Tout le monde a besoin de quelqu'un sur qui s'appuyer pendant les temps compliqués, songea-t-elle en soupirant tout haut à cette pensée. 

Paraît-il que même le plus solitaire des sorciers ne pouvait pas survivre seul sans devenir fou... Eleanor reconnaissait parfois bien volontiers qu'elle avait besoin d'une épaule amicale sur laquelle se poser. Mais elle avait le malheur de porter la sinistre réputation de ses parents sur le dos, et tout le monde la trouvait risible de par le fait qu'elle les ait dénoncés au Ministre de la Magie. Eleanor soupira à la pensée que finalement, Poudlard ne serait sûrement pas bien différente de l'autre école où elle avait été. Pourquoi tant d'absence de réflexion ? Était-ce si difficile de comprendre qu'au jeune âge qu'elle avait à ce moment, elle n'avait pu faire autrement ? N'auraient-ils jamais dénoncés leurs parents, à sa place ? Elle continuait à descendre les marches de marbre de la Tour d'Astronomie, avec une disparition soudaine de volonté d'améliorer la situation. Soudain, elle fut tirée de ses pensées en remarquant que cela faisait maintenant un moment qu'elle avait commencé sa descente. Elle ne s'était pas rendue compte, la veille, qu'elle avait monté autant de marches. Elle en vit finalement le bout, peu de temps suite à cette constatation, puis elle se dirigea d'un pas plus décidé vers la salle commune des Serdaigles.
La sorcière devait s'habiller avant de se rendre dans la Grande Salle où elle y prendrait son petit-déjeuner. Par chance, la salle commune était vide, elle la traversa d'un pas nonchalant et monta en toute sérénité dans sa chambre, sans avoir à supporter le poids des regards de ses camarades.
Tandis qu'elle s'habillait avec ses vêtements de sorcière et accrochait le blason de sa maison sur sa robe, elle songea que leur comportement envers elle était effarant. Il n'était question que de ses parents dans l'histoire, et il fallait toujours qu'elle en soit mêlée, partout, où qu'elle aille. Pourquoi ne pouvaient-ils pas voir que le fait qu'elle ait confirmé leur lien avec Voldemort avait été nécessaire ? Après tout, elle avait privé le Mage Noir de deux de ses plus puissants sorciers. Pensaient-ils tous que cela avait été facile ? 

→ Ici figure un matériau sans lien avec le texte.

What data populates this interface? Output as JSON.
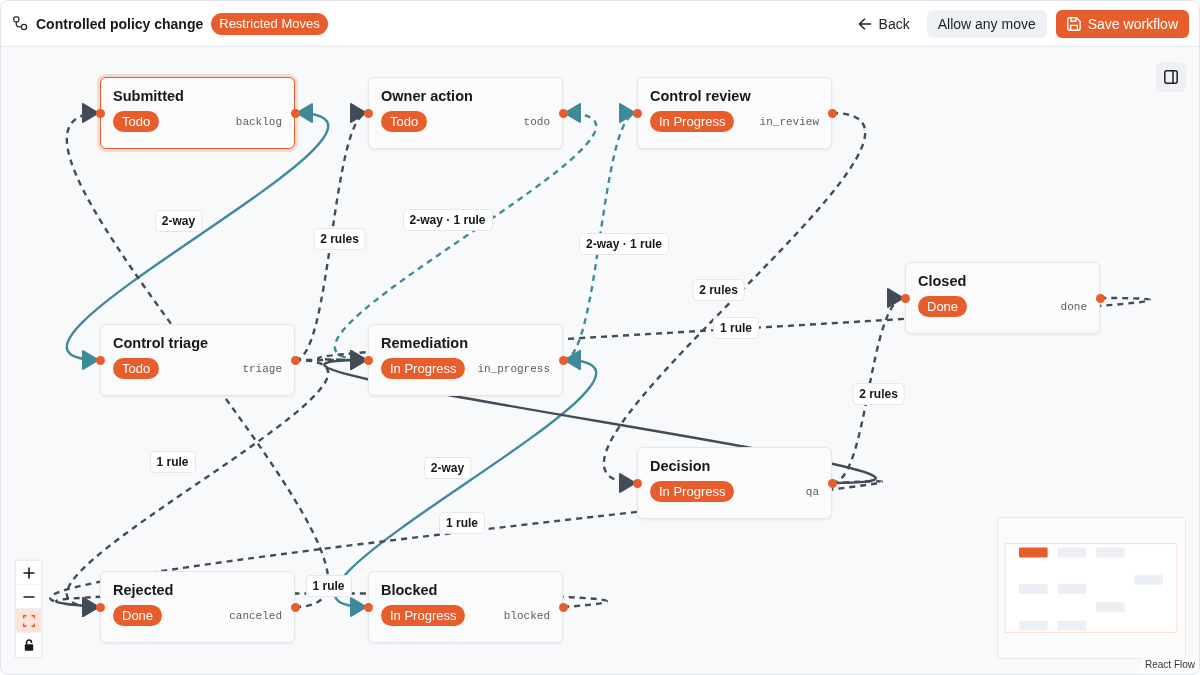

Quelque part ça les arrange bien, d'avoir un bouc émissaire sur qui ils peuvent déverser leur haine, sur lequel tout le monde s'accorde, pour ne pas que cela passe comme de la méchanceté gratuite... Ça leur évite de se donner mauvaise conscience, se dit-elle en serrant les poings, face à un petit miroir qui lui renvoyait un reflet fatigué d'elle-même.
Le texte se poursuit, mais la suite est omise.